Piękne kłamstwo. Igrając z ogniem [Tara Sivec]  - KLIKAJ I CZYTAJ ONLINE
Ona – pani fotograf, roztaczająca wokół siebie niesamowitą aurę. Oni – Garrett i Milo, najlepsi przyjaciele z czasów szkolnych. Kiedy los splata ich drogi, stają się przyjaciółmi, ale też wikłają się w emocjonalny trójkąt, który starają się przemilczeć i zrobić przysłowiową minę do złej gry. Na domiar złego, Milo ginie podczas wykonywania misji dla marynarki wojennej. Czy wszystko jednak jest takie, na jakie wygląda?

Każdy ma swoje tajemnice. Nie ma jednak miejsca na przyziemne sekrety, gdy jest się związanym z marynarką wojenną – tu w grę wchodzą tajemnice wagi państwowej i śmiertelne niebezpieczeństwo. Ale pod płaszczyk tajemnicy zawodowej można wiele upchnąć…

Kiedy poznajemy Parker i Garretta, zmuszeni są już żyć w świecie bez ich najbliższego przyjaciela, Mila, który zginął na Dominikanie podczas rutynowej akcji. I choć są przepełnieni bólem po jego stracie, wciąż buzują w nich skrywane przez lata emocje: choć Parker była z Milem bardzo szczęśliwa, tak naprawdę zakochała się od pierwszego wejrzenia w Garrecie. Garrett zresztą czuł to samo, ale które z nich miałoby odwagę się do tego przyznać? Oboje żyli uczuciem do Mila, które napędzało także poczucie, że nie mogą Milowi dokładać zmartwień i ciosów ze względu na jego przeszłość. Kiedy Garrett decyduje się wyjechać na Dominikanę, żeby zbadać okoliczności śmierci przyjaciela, akcja nabiera rumieńców: powoli układają się wszystkie elementy układanki, a prawda z chwili na chwilę staje się coraz bardziej szokująca. Co tak naprawdę się wydarzyło? I czy mężczyzna ma szansę zdobyć serce ukochanej?
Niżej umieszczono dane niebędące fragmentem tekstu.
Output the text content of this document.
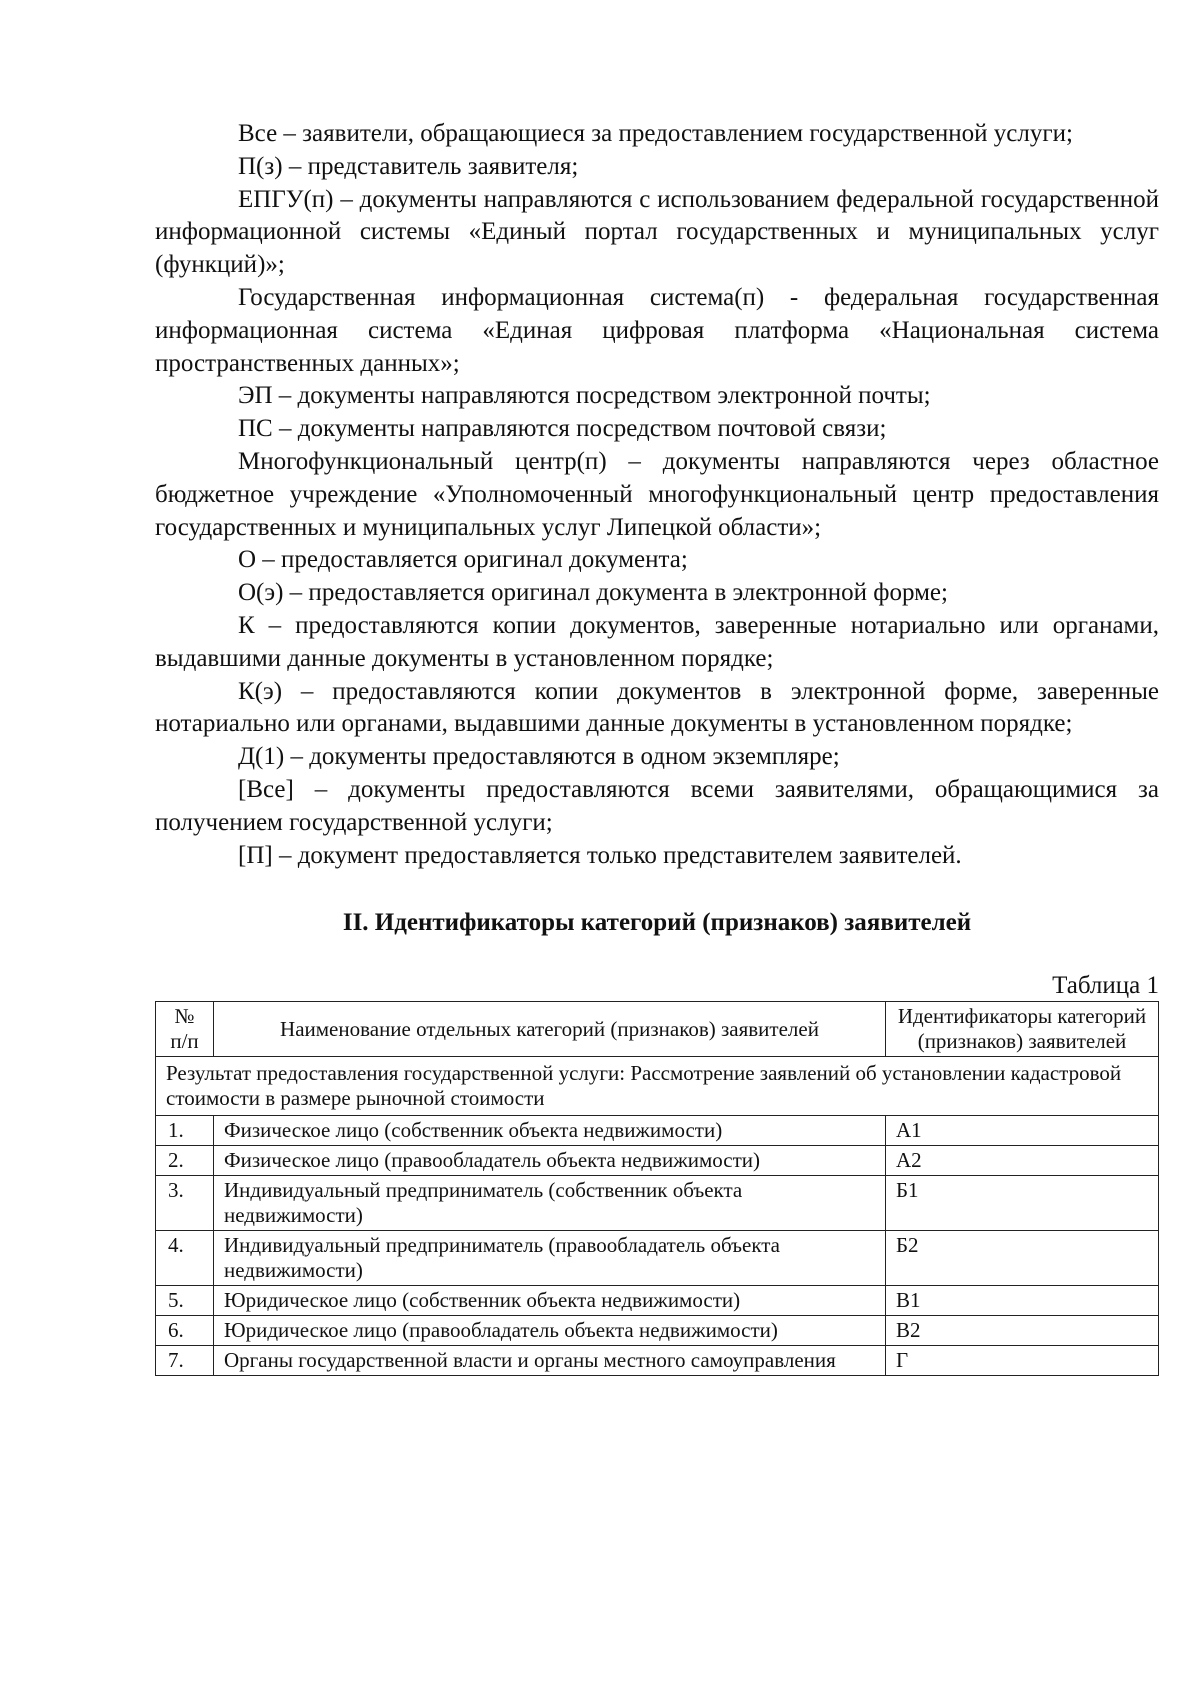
Все – заявители, обращающиеся за предоставлением государственной услуги;

П(з) – представитель заявителя;

ЕПГУ(п) – документы направляются с использованием федеральной государственной информационной системы «Единый портал государственных и муниципальных услуг (функций)»;

Государственная информационная система(п) - федеральная государственная информационная система «Единая цифровая платформа «Национальная система пространственных данных»;

ЭП – документы направляются посредством электронной почты;

ПС – документы направляются посредством почтовой связи;

Многофункциональный центр(п) – документы направляются через областное бюджетное учреждение «Уполномоченный многофункциональный центр предоставления государственных и муниципальных услуг Липецкой области»;

О – предоставляется оригинал документа;

О(э) – предоставляется оригинал документа в электронной форме;

К – предоставляются копии документов, заверенные нотариально или органами, выдавшими данные документы в установленном порядке;

К(э) – предоставляются копии документов в электронной форме, заверенные нотариально или органами, выдавшими данные документы в установленном порядке;

Д(1) – документы предоставляются в одном экземпляре;

[Все] – документы предоставляются всеми заявителями, обращающимися за получением государственной услуги;

[П] – документ предоставляется только представителем заявителей.

II. Идентификаторы категорий (признаков) заявителей
Таблица 1
№ п/п	Наименование отдельных категорий (признаков) заявителей	Идентификаторы категорий (признаков) заявителей
Результат предоставления государственной услуги: Рассмотрение заявлений об установлении кадастровой стоимости в размере рыночной стоимости		
1.	Физическое лицо (собственник объекта недвижимости)	А1
2.	Физическое лицо (правообладатель объекта недвижимости)	А2
3.	Индивидуальный предприниматель (собственник объекта недвижимости)	Б1
4.	Индивидуальный предприниматель (правообладатель объекта недвижимости)	Б2
5.	Юридическое лицо (собственник объекта недвижимости)	В1
6.	Юридическое лицо (правообладатель объекта недвижимости)	В2
7.	Органы государственной власти и органы местного самоуправления	Г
Piękne kłamstwo to powieść o wielu twarzach: utrzymana w konwencji thrillera, nie stroni też od cech powieści obyczajowej, a nawet erotycznej. Wartka akcja przeplatana jest wątkiem miłosnym, wspomnieniami bohaterów, ale też ostrzejszymi scenami: zarówno erotycznymi, jak i walki. Nie jest jednak tak, żeby te „dodatki” do klasycznej budowy thrillera starały się zdominować konwencję powieści czy żeby przeszkadzały w odbiorze. Choć powieść ma kilka słabszych momentów i pewne, powiedziałabym: nieudolne, próby wybrnięcia z martwych punktów, gdzie akcja zaczyna wkraczać na schematyczne tory, w gruncie rzeczy jest bardzo atrakcyjna dla czytelnika: ciekawi i trzyma w napięciu, a to najważniejsze, co thriller powinien dać czytelnikowi. Nie należy się też przejmować brutalnymi czy erotycznymi scenami, jeśli nie lubimy takich zabiegów, bo występują one naprawdę sporadycznie; nie ulega jednak wątpliwości, że jest to książka dla dorosłych czytelników, bo mocniejszych opisów co prawda nie ma za dużo, ale za to są nośnikiem dość konkretnej treści. Warto też mieć na uwadze, że powieść jest dość wulgarna, więc delikatniejszym odbiorcom raczej poleciłabym zastanowienie się przed sięgnięciem po Piękne kłamstwo.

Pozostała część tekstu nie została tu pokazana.